Yesterday he attended the Battle of Britain memorial, along with all the usual political heavyweights, looking in a class of his own in an open-necked shirt, tieless, and with a beard to rival Dumbledore. Having spent over 20 years in Labour’s awkward squad, at the fringe of politics, he has yet to form a concrete media strategy, and so is bound to occasionally put his foot in his mouth. On this occasion he failed to sing the national anthem, and this morning the national press had a field day. Headlines like “Corbyn insults Queen at memorial” ran amock. His principled stand, as a republican and a pacifist, to choose to remember the dead in silence rather than to praise their patriotic endeavour, is not only entirely reasonable but also entirely tedious. This was not news, and it was certainly not more important than the Tories’ £4bn tax credit cut, which was implemented yesterday after a quelled rebellion, but I’d imagine that it sold a few more papers.

Regardless, today Corbyn took to the dispatch box for his first Prime Minister’s Question time; a real opportunity to show how he plans to deal with the Tories for the rest of the parliament. His response to the challenge was odd but effective, although twitter would indicate that he has split the public. He chose, rather than to engage in gladiatorial name-calling with the PM as is usual, to put crowd-sourced question forward for Cameron to respond to. He raised questions from Marie, Angela, Gail, Clare and others on mental health support, tax credit cuts, and housing association rents.

This crowd-sourcing idea was novel, but clever. It denied Cameron the ability to abuse question and questioner, as he would have risked offending a voter on live TV. It allowed Corbyn to dictate the direction of the debate, and to paint the PM into a corner. We were all waiting for the killer blow that never came, but perhaps Corbyn is simply warming up.

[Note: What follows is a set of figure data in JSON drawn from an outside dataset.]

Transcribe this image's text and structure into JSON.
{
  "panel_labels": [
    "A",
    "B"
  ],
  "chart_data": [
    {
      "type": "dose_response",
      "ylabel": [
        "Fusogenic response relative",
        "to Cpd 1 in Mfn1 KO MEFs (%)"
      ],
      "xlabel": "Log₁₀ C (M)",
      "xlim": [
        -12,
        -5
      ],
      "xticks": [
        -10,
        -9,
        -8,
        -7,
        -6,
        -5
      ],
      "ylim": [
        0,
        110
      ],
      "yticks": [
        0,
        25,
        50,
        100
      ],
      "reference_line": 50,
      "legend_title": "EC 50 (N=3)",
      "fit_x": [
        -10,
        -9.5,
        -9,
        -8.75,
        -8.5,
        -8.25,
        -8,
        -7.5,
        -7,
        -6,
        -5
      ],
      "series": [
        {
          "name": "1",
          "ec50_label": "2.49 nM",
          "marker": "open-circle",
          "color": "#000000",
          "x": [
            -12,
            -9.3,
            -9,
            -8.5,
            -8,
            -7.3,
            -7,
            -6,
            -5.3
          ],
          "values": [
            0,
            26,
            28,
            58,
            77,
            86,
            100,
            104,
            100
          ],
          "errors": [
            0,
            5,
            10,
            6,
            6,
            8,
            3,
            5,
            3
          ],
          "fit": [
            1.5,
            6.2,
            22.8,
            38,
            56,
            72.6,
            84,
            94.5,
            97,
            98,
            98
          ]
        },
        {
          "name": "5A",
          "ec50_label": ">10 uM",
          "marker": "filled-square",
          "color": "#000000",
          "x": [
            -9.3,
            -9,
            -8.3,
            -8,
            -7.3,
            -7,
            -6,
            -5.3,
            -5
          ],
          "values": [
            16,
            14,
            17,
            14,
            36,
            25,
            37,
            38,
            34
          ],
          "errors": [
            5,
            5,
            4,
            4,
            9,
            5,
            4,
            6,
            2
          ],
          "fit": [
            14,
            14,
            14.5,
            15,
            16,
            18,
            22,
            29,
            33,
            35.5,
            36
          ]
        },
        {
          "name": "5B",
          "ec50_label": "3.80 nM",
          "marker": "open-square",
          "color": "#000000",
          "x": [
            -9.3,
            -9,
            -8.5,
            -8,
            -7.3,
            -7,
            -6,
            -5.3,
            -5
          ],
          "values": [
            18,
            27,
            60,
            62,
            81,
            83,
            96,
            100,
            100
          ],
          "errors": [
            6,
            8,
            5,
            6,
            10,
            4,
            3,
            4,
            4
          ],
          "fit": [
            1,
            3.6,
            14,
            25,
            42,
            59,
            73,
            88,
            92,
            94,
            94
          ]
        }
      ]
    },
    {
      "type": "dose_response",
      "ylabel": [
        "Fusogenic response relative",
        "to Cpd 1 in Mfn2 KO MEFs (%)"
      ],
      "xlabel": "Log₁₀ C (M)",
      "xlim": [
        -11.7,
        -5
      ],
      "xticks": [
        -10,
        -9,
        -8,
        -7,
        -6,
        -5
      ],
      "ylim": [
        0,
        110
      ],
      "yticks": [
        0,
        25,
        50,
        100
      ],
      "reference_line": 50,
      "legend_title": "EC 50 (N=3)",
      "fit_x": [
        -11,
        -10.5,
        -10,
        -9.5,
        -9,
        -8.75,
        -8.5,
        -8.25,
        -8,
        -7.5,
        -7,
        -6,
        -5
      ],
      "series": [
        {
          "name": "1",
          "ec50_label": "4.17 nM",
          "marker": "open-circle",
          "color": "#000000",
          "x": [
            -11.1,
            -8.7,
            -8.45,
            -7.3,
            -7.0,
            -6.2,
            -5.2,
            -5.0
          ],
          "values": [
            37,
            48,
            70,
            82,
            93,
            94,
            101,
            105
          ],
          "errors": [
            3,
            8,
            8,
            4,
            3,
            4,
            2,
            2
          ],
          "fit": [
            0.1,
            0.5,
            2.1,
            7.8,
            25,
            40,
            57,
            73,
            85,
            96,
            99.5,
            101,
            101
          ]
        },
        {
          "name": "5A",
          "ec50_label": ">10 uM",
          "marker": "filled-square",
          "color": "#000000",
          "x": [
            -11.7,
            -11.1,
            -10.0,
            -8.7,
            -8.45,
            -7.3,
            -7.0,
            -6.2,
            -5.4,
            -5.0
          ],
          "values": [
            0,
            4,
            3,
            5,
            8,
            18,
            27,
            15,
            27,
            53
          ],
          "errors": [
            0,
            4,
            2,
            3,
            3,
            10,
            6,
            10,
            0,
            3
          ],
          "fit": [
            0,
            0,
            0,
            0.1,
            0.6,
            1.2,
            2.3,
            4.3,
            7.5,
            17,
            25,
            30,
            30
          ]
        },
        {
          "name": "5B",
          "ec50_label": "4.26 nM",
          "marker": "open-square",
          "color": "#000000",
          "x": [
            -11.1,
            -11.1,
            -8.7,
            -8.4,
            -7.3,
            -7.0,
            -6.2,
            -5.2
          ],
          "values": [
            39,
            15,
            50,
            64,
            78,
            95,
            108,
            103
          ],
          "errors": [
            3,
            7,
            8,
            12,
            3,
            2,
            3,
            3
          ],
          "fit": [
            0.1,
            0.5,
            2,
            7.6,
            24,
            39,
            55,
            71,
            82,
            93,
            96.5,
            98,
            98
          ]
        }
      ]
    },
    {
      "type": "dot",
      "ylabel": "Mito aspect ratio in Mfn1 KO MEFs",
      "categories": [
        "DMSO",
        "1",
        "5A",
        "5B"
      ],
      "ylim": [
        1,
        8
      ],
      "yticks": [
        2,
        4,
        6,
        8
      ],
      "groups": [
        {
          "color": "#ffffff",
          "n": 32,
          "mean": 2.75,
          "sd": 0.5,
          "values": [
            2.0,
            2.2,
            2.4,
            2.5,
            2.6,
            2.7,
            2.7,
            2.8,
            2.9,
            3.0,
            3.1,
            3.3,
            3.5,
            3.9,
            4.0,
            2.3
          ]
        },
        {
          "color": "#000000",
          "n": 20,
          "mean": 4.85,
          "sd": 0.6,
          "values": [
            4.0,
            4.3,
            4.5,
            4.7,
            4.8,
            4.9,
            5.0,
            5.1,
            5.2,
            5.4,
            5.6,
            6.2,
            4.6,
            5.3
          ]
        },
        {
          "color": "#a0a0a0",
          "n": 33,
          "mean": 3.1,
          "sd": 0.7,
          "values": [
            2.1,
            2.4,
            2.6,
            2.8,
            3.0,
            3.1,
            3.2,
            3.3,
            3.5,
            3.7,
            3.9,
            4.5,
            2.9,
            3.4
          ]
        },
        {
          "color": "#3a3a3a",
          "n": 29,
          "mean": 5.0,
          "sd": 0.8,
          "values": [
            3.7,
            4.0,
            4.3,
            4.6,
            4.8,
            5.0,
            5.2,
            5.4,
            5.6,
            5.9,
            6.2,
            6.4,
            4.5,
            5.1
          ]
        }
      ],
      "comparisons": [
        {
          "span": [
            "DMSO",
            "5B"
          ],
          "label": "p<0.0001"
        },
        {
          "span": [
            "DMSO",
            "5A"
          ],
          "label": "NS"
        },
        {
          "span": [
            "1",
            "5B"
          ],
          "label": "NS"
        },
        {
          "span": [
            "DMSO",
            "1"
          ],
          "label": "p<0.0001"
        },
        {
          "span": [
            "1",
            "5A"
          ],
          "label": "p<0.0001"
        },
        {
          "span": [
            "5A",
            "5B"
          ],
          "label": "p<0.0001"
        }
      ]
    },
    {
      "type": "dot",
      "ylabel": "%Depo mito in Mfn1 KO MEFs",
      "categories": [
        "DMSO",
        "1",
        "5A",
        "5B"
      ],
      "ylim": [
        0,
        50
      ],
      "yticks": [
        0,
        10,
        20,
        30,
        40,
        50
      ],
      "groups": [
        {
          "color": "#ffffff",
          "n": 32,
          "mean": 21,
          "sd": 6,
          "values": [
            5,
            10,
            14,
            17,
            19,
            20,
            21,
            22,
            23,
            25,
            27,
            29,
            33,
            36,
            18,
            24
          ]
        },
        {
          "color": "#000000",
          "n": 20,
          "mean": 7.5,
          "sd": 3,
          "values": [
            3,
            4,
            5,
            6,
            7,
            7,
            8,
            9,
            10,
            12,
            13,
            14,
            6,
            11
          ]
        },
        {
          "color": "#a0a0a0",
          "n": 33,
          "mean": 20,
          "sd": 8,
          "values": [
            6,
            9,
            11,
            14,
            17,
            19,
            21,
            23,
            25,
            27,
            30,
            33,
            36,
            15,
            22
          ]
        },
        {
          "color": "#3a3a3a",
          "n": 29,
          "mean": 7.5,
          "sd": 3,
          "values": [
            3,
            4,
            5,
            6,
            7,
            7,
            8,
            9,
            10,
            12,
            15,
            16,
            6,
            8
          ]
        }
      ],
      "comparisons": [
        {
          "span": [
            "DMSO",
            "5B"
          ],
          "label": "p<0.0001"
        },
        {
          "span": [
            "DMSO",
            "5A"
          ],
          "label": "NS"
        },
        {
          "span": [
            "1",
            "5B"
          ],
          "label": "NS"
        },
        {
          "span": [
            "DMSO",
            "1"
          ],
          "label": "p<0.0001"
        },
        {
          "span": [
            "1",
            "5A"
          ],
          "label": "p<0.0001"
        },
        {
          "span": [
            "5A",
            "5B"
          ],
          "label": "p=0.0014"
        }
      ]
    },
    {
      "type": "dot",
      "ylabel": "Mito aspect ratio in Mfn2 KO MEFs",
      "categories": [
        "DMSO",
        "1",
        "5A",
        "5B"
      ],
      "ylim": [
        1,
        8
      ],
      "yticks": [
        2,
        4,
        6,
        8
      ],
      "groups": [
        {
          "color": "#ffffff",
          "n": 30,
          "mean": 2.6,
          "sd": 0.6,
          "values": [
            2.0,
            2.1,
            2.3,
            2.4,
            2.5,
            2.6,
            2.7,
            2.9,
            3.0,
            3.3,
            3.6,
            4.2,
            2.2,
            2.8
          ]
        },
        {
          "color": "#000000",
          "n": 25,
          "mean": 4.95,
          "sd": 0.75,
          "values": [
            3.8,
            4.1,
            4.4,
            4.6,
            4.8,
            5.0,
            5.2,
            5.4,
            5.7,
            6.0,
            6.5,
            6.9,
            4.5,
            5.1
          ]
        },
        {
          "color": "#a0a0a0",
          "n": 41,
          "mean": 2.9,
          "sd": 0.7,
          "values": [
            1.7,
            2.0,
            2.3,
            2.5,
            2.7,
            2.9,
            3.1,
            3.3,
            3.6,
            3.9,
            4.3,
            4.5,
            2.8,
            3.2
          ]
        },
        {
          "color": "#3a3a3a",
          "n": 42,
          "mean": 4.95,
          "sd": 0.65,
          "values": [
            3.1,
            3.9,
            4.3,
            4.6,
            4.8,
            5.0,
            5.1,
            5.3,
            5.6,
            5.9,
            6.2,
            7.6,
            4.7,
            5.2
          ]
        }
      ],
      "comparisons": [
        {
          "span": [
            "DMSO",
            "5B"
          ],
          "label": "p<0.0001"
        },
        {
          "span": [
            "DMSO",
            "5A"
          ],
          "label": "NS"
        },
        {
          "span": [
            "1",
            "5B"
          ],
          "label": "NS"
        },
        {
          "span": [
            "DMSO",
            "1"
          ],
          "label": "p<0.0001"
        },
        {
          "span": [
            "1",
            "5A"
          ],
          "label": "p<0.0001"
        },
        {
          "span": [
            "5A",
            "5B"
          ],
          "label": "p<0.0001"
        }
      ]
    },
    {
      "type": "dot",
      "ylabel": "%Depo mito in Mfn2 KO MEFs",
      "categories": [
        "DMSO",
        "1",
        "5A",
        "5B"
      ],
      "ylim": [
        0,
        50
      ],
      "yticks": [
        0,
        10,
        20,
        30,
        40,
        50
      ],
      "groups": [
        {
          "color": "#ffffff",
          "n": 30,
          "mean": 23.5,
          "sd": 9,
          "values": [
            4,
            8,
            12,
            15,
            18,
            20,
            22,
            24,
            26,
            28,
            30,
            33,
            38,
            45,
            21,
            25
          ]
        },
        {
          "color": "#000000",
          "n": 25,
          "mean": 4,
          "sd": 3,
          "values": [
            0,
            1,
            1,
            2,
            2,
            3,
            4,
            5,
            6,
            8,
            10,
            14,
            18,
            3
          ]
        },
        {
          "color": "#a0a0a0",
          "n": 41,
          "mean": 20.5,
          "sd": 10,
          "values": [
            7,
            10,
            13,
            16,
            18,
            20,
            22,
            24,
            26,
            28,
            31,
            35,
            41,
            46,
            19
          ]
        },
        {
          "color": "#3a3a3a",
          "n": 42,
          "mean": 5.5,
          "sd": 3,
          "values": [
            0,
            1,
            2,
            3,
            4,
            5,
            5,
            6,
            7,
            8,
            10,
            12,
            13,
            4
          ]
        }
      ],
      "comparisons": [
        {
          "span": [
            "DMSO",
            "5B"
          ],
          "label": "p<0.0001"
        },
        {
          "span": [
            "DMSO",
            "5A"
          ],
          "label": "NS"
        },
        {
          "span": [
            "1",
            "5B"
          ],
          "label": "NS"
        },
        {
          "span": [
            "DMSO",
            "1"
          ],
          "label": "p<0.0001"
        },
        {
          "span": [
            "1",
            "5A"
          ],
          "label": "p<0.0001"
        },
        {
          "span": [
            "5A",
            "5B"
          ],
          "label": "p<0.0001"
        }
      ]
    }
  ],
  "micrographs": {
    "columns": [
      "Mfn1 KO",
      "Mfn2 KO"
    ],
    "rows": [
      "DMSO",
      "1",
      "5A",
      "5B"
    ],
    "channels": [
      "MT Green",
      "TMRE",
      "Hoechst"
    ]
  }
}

Either way, Westminster politics is unlikely to be the same again. MPs across the spectrum will be begging their parties to give them free reign, to take their ties off and answer questions with clarity and honesty in an attempt to compete with him. The Tories will plot, as will Labour backbenchers and the remnants of New Labour. The Greens will likely collapse. And in 2020 Corbyn will either tear down the Government or tear apart his own party.